公道走行に必要なスイッチ類をコンパクトにまとめられていて、ハイローとパッシングが一体となったスイッチや、キルスイッチの押し間違いを防ぐ作りになっています。

CRF450Lの気になるお値段は!?

メーカー希望小売価格(消費税込み):1,296,000円(消費税抜本体価格 1,200,000円)
※2018年10月現在の販売価格

1番の話題になっている販売価格。約130万の販売価格に、メーカーより3万キロごとに腰上のオーバーホールと腰下の点検を推奨するのだがら維持費も中々。かなりライダーの的を絞った車両だと言えますね。

CRF450Lで色々と走ってみた!

今回、より詳細な走行インプレをお届けするために、ウェビックのオフロード部としてレースにも参加しているスタッフに試乗をお願いしました!
オフロードライダーの生の声をたっぷりとお聞きください。

【ライダー自己紹介】
今回は、オフロードを少しかじった私が試乗させていただきました。

私のオフロードバイク歴は、乗った順に、CRM250、RH250、RMX250SW、WR250R、TE250(Husqvarna)と、2st250が多く、4stはWR250Rだけです。
WR250Rに乗っていた頃から、いま人気のクロスカントリー(WEXやJNCCなど)にちょこちょこ参戦し始めました。TE250に乗り換えてからは、JECライツや石戸谷蓮選手主催のハードエンデューロにも参加させていただきながら、オフロードの幅を少しずつ広げています。

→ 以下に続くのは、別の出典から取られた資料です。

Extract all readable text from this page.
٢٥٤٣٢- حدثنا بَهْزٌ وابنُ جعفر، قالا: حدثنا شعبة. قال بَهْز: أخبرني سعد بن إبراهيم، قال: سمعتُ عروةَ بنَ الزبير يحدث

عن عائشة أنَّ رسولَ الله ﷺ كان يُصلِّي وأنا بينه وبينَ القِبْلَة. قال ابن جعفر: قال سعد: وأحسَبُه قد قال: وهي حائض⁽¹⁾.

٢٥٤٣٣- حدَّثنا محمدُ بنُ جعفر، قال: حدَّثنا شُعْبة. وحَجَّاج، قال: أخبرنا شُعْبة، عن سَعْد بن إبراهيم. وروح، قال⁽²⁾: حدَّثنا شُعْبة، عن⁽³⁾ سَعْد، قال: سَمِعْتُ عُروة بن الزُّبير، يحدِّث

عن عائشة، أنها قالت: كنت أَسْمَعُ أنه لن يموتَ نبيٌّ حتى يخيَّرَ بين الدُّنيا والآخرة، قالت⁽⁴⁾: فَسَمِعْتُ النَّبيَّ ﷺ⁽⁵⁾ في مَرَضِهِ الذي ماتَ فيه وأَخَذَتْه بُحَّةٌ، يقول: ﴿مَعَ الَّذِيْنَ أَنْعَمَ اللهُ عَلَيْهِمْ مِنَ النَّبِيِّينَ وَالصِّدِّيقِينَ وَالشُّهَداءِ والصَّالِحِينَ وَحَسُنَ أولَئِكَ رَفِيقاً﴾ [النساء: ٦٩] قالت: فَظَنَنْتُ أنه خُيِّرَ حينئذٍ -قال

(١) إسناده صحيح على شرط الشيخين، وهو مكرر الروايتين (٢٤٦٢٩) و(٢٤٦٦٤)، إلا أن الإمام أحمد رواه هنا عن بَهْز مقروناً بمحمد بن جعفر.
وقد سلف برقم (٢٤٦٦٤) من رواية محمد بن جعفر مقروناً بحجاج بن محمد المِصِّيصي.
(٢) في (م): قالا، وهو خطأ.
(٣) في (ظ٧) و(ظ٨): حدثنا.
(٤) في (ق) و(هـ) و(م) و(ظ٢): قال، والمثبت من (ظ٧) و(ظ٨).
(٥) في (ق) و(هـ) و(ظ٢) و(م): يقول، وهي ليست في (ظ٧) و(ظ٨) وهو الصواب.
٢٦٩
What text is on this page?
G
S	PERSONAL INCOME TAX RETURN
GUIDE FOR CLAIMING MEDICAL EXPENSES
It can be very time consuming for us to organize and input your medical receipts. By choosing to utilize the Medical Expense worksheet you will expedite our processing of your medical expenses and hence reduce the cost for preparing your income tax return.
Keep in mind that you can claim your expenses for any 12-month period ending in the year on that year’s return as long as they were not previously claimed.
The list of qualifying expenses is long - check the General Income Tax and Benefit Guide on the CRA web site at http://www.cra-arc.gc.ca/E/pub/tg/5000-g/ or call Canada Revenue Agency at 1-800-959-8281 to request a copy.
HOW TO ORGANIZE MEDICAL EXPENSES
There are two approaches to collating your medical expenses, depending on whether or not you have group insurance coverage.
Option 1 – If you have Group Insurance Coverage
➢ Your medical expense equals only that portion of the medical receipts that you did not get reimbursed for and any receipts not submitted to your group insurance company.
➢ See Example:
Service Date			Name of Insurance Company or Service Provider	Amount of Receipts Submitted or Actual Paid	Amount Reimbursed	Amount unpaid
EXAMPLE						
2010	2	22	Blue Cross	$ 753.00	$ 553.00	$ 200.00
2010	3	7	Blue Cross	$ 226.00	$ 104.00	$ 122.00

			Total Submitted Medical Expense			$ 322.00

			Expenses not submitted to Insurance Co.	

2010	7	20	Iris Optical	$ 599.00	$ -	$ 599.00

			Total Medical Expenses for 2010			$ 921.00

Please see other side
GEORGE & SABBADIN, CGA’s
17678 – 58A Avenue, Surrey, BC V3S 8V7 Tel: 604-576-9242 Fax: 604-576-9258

そんな私が感じたCRF450Lについて書いていきたいと思います。

※私の体形:体重62kg、身長185cm

【中~上級者向けのオフロードスポーツ】
「CRF450Lってどういうバイク?」について、いきなり結論から書くと「中~上級者向けのオフロードスポーツ」だと感じました。YAMAHA WR450Fのようなイメージです。
オフロード初心者が林道でトコトコ遊ぶのなら、セローやCRF250Lのようなトレールバイクの方がオススメです。
CRF450Lは、ある程度アクセルを開け、大きなトルクをどんどん使って走らせるところに醍醐味がありそうです。
JEC(全日本エンデューロ選手権)の日高2DAYSや国内外で開催されているラリーのように、"ナンバー登録車で参加するエンデューロ"が、CRF450Lをもっとも楽しく走らせることができるシチュエーションかなと思いました。

【街乗りは丁寧に】
CRF450Lは、とにかくトルクフル。
大型のオフロードバイクは、オンロードバイクに比べて最大トルクが発生する回転数が低めです。
CRF450Lの最大トルクは3,500rpmで発生しますので、街乗りでは早めにシフトアップしていくと走りやすくなります。
トラコンがありませんので、カーブから立ち上がる際には丁寧なスロットル操作を心掛けました。特に雨天時の白線やマンホールを通過する際は、ロードバイク以上に注意しました。

気になった点としては、アイドリングが高めに設定されている点です。
あまり回転数を下げると、アクセルのオン/オフでのギクシャクが一層強くなってしまうためだと思いますが、アイドリングが少し高い。そのため、クラッチを繋ぎっぱなしだと小さな交差点の右左折で速度が速すぎることがありました。クラッチでスピードを調整しながら丁寧に曲がります。街乗りに関しては、WR250RやCRF250L、そしてセローのようなトレールバイクの方が扱いやすいです。

【オフロード走行】
・WR250Rと比べて
はじめに、以前私が乗っていたWR250Rと比較してみます。左がCRF450L、( )がWR250Rのスペックです。

シート高 :895mm (895mm)
車両重量 :131kg (132kg)
最大出力 :24ps 7,500rpm (31ps 10,000r/min)
最大トルク:3.3kgf・m 3,500rpm (2.4kgf・m 8,000rpm)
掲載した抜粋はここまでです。